Although I am a life member of CAMRA, and spent more years than I would care to mention as one of the main organisers of a very major CAMRA beer festival, I was always a bit sketchy about how beers were entered for consideration as possible Champion Beer of Britain.
I thought that it had to do with winning Beer of the Festival at local CAMRA beer festivals in the preceding year, together with nominations sent in by members once a year.
I have myself photo-copied the form in What's Brewing and posted off my selection to HQ many times. I've also fretted over the fact that our beer festival usually couldn't agree on a method to select a beer of the festival, and so didn't have one. I always thought that we were missing out on putting forward a beer into the CBoB process. I needn't have worried.
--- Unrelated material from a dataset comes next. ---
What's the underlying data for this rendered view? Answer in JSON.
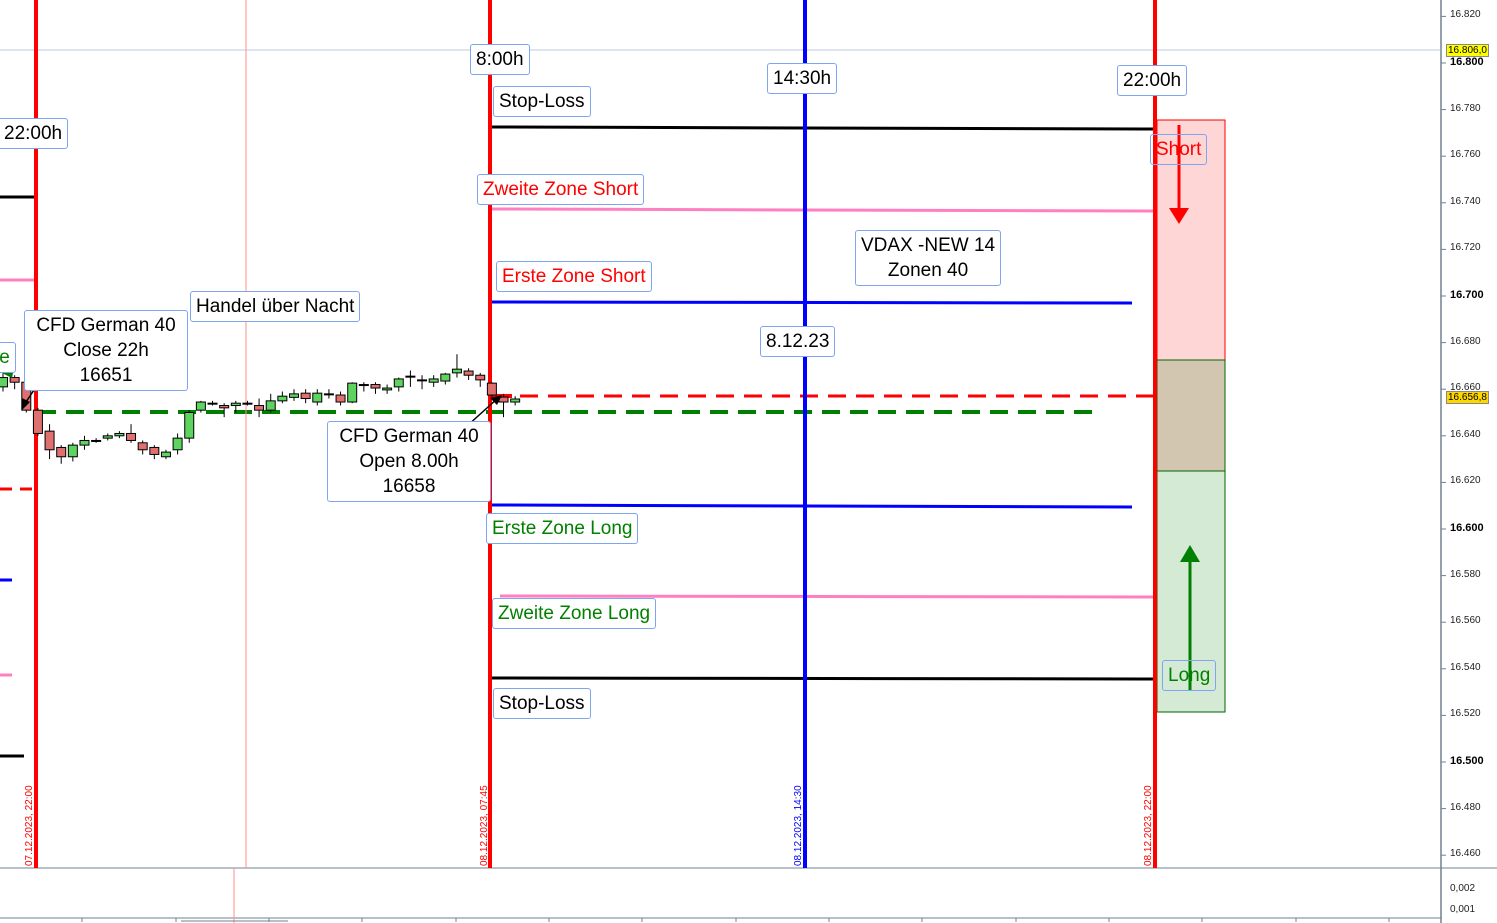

A chance meeting on the way to the match on Saturday with an old friend who is now somewhat up there in the CAMRA hierarchy has put me right on who chooses the beers. For a normal category of the CBoB of the eight beers under consideration one on average will have come from the winners of beer of the festival, one from the nominations sent in, and the other six from the CAMRA regional tasting panels.
This was something of a revelation to me. I had thought that the tasting panels mainly laboured long and hard over writing the official description for the beers in the Good Beer Guide. It hadn't ever occurred to me that these small groups of people had the major influence on what beers were entered into the CBoB competition.
So now we know how the first step towards this ridiculous and humiliating aberration occurred. The massive PR disaster of CAMRA's own 'Svengate' wasn't the fault of lots of drinkers at beer festivals up and down the country bizarrely overrating GK IPA, or of thousands of CAMRA members writing in and demanding that the king of the hop oil be considered worthy of the CBoB crown. No, it was all down to a tiny number of seriously deranged individuals on a CAMRA regional tasting panel.
To show how much damage these few people have done to the credibility of the CBoB competition, I am informed that the loud booing when the GK IPA result was announced at the GBBF came not just from bewildered ordinary real ale drinkers, but also from most of the brewers present.